Quant à la détention au Venezuela de trois journalistes de l’agence de presse espagnole Efe, M. Dujarric a estimé qu’il était « crucial » que les journalistes « puissent reporter librement et que leurs droits soient pleinement respectés », au Venezuela comme dans tout autre pays.

Le ministre vénézuélien des Affaires étrangères, Jorge Arreaza, a blâmé jeudi les médias pour ces arrestations, les accusant d’avoir envoyé leurs employés sans se conformer à la loi et d’avoir « fait un scandale » contre le gouvernement.

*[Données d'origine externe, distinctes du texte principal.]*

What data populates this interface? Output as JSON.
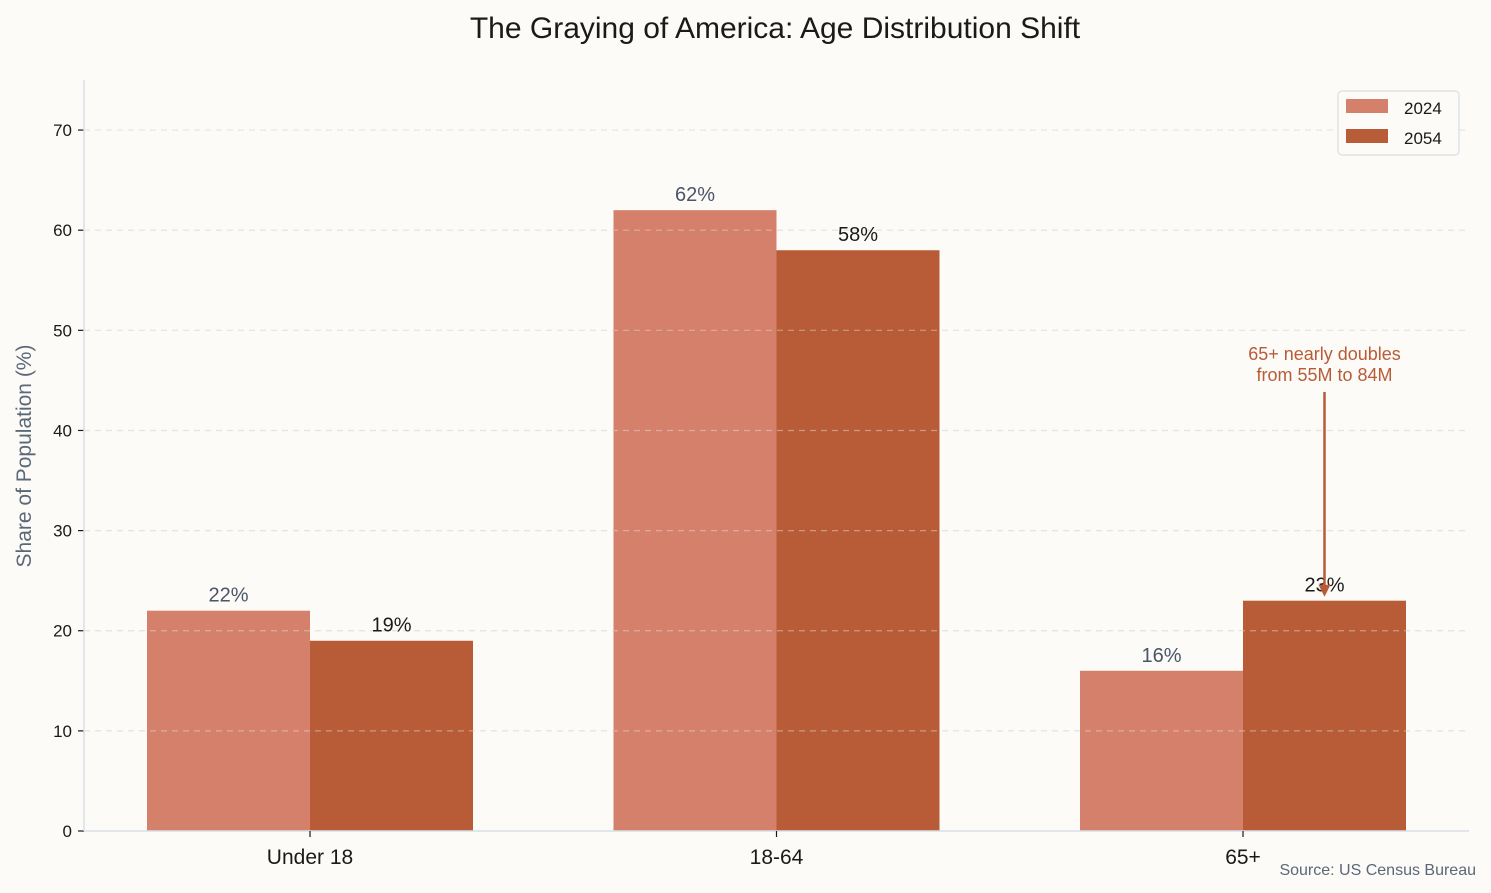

Le directeur de l’agence Efe a informé dans son compte Twitter de la libération des détenus.

Le porte-parole de l’ONU s’est également félicité de l’initiative du Mexique et de l’Uruguay d’organiser une réunion internationale dans le but de lancer un dialogue politique au Venezuela.

« De toute évidence, la communauté internationale peut jouer un rôle clé pour faciliter la conclusion d’accords inclusifs « , a déclaré le porte-parole, qui a déclaré qu’il s’attendait à recevoir des détails sur la réunion que António Guterres tiendra avec des représentants du Mexique et de l’Uruguay.

Le Venezuela connaît des jours de grande turbulence en raison de l’autoproclamation de Guaidó en tant que président par intérim, avec le soutien des États-Unis, malgré le fait que Maduro, légalement élu aux dernières élections présidentielles en 2018, a commencé son second mandat le 10 janvier.

Bien que certains pays occidentaux et latino-américains alliés à Washington aient reconnu Guaidó, d’autres comme la Bolivie, Cuba, le Mexique, la Russie, l’Iran, la Chine, la Turquie et la Syrie ont annoncé leur soutien total au gouvernement vénézuélien.